The timing of supramodal and unimodal spatial selection in a trial-by-trial cuing paradigm
Rob Henricus van der lubbe, Jurjen van der Helden
Poster
Time: 2009-06-30 09:00 AM – 10:30 AM
Last modified: 2009-06-04
Abstract
Previous ERP studies focusing on supramodal spatial selection effects with visual and auditory stimuli regularly used block wise manipulations of focused attention and frequently employed a between-subjects design in which participants had to attend to either visual or auditory stimuli. A potential disadvantage of a design in which only visual or auditory stimuli are relevant is a strong suppression of any modality-irrelevant stimulation, thereby potentially underestimating supramodal spatial selection effects.
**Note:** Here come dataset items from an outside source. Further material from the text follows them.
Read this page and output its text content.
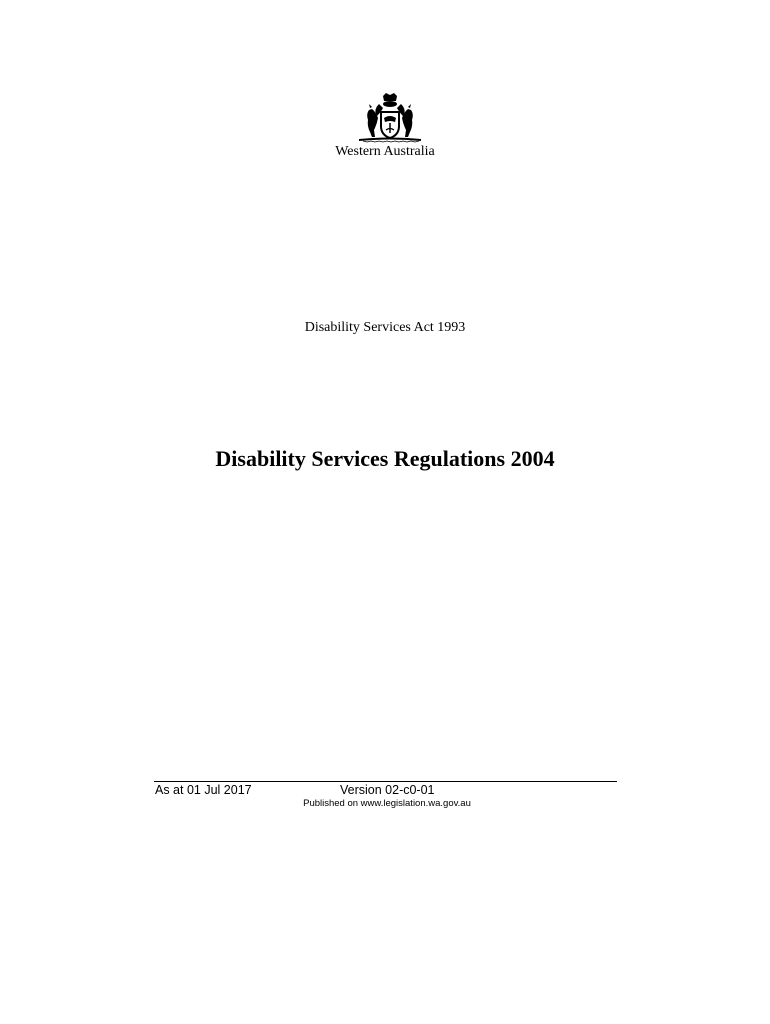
Western Australia
Disability Services Act 1993
Disability Services Regulations 2004
As at 01 Jul 2017	Version 02-c0-01
Published on www.legislation.wa.gov.au
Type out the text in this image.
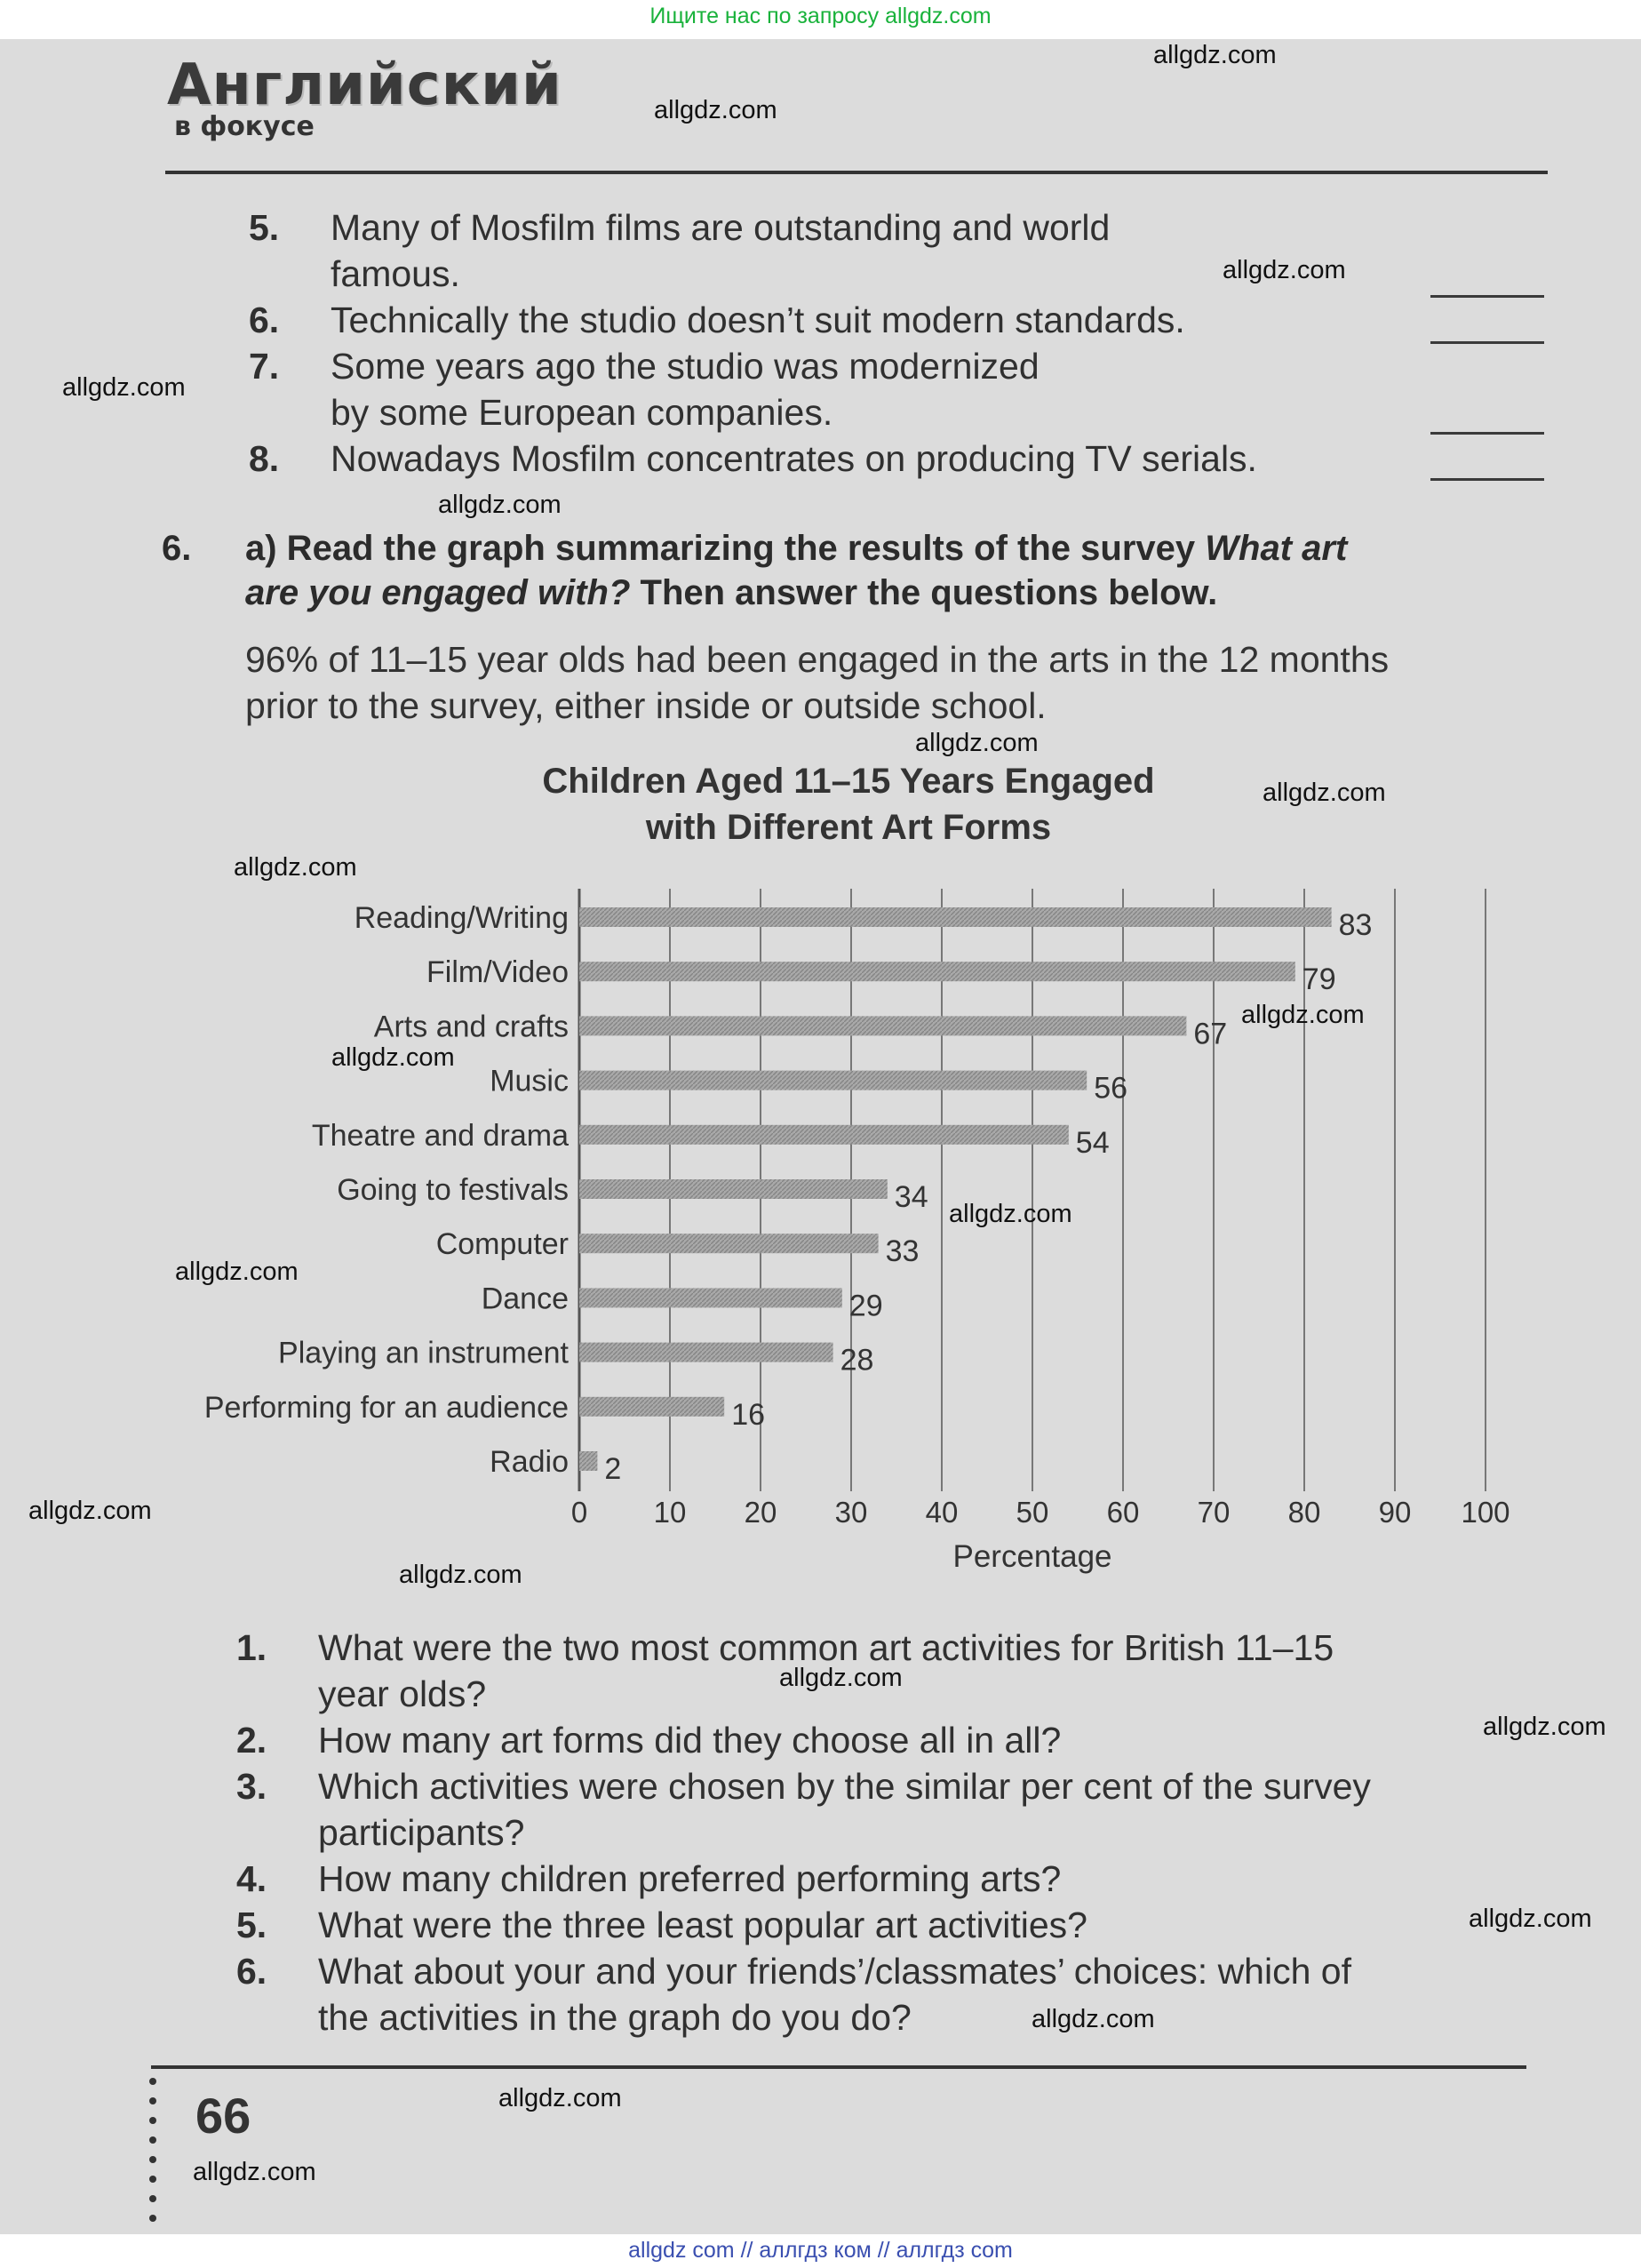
Ищите нас по запросу allgdz.com
Английский
в фокусе
5. Many of Mosfilm films are outstanding and world
famous.
6. Technically the studio doesn’t suit modern standards.
7. Some years ago the studio was modernized
by some European companies.
8. Nowadays Mosfilm concentrates on producing TV serials.
6. a) Read the graph summarizing the results of the survey What art
are you engaged with? Then answer the questions below.
96% of 11–15 year olds had been engaged in the arts in the 12 months
prior to the survey, either inside or outside school.
Children Aged 11–15 Years Engaged
with Different Art Forms
Reading/Writing	83
Film/Video	79
Arts and crafts	67
Music	56
Theatre and drama	54
Going to festivals	34
Computer	33
Dance	29
Playing an instrument	28
Performing for an audience	16
Radio 2
0 10 20 30 40 50 60 70 80 90 100
Percentage
1. What were the two most common art activities for British 11–15
year olds?
2. How many art forms did they choose all in all?
3. Which activities were chosen by the similar per cent of the survey
participants?
4. How many children preferred performing arts?
5. What were the three least popular art activities?
6. What about your and your friends’/classmates’ choices: which of
the activities in the graph do you do?
66
allgdz.com
allgdz.com
allgdz.com
allgdz.com
allgdz.com
allgdz.com
allgdz.com
allgdz.com
allgdz.com
allgdz.com
allgdz.com
allgdz.com
allgdz.com
allgdz.com
allgdz.com
allgdz.com
allgdz.com
allgdz.com
allgdz.com
allgdz.com
allgdz com // аллгдз ком // аллгдз com
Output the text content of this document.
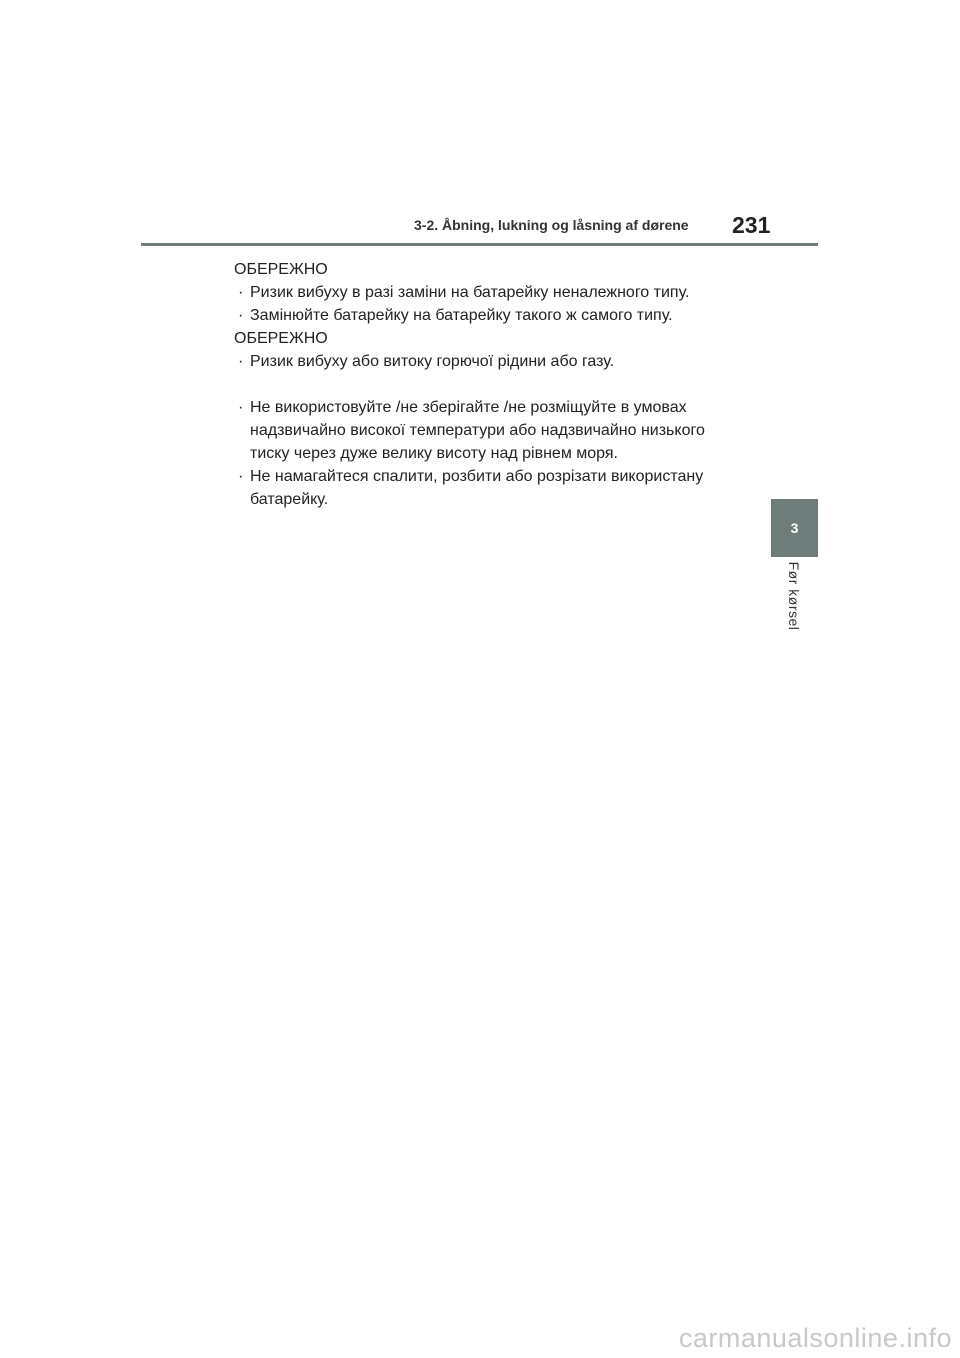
3-2. Åbning, lukning og låsning af dørene 231
3
Før kørsel
ОБЕРЕЖНО
· Ризик вибуху в разі заміни на батарейку неналежного типу.
· Замінюйте батарейку на батарейку такого ж самого типу.
ОБЕРЕЖНО
· Ризик вибуху або витоку горючої рідини або газу.
· Не використовуйте /не зберігайте /не розміщуйте в умовах надзвичайно високої температури або надзвичайно низького тиску через дуже велику висоту над рівнем моря.
· Не намагайтеся спалити, розбити або розрізати використану батарейку.
carmanualsonline.info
In the current study, participants were instructed to attend to either the left or right and to either auditory or visual stimuli. They had to press a button when a deviant target of the relevant modality was presented on the relevant side (5% of the stimuli). The instruction varied on a trial-by-trial basis, and was indicated by a directional cue accompanied with a word indicating the relevant modality. A train of four stimuli, separated by 1 s, was subsequently presented, of which the location and modality varied randomly. ERPs showed not only supramodal but also modality-specific effects within the cue-target interval preceding the four stimuli. The P1 component for visual stimuli and N1 component for auditory stimuli were enlarged when the stimuli occurred on the to-be-attended side, irrespective from the relevance of the visual or auditory modality, suggesting that attentional selection shifts from an initial supramodal to a modality-specific level.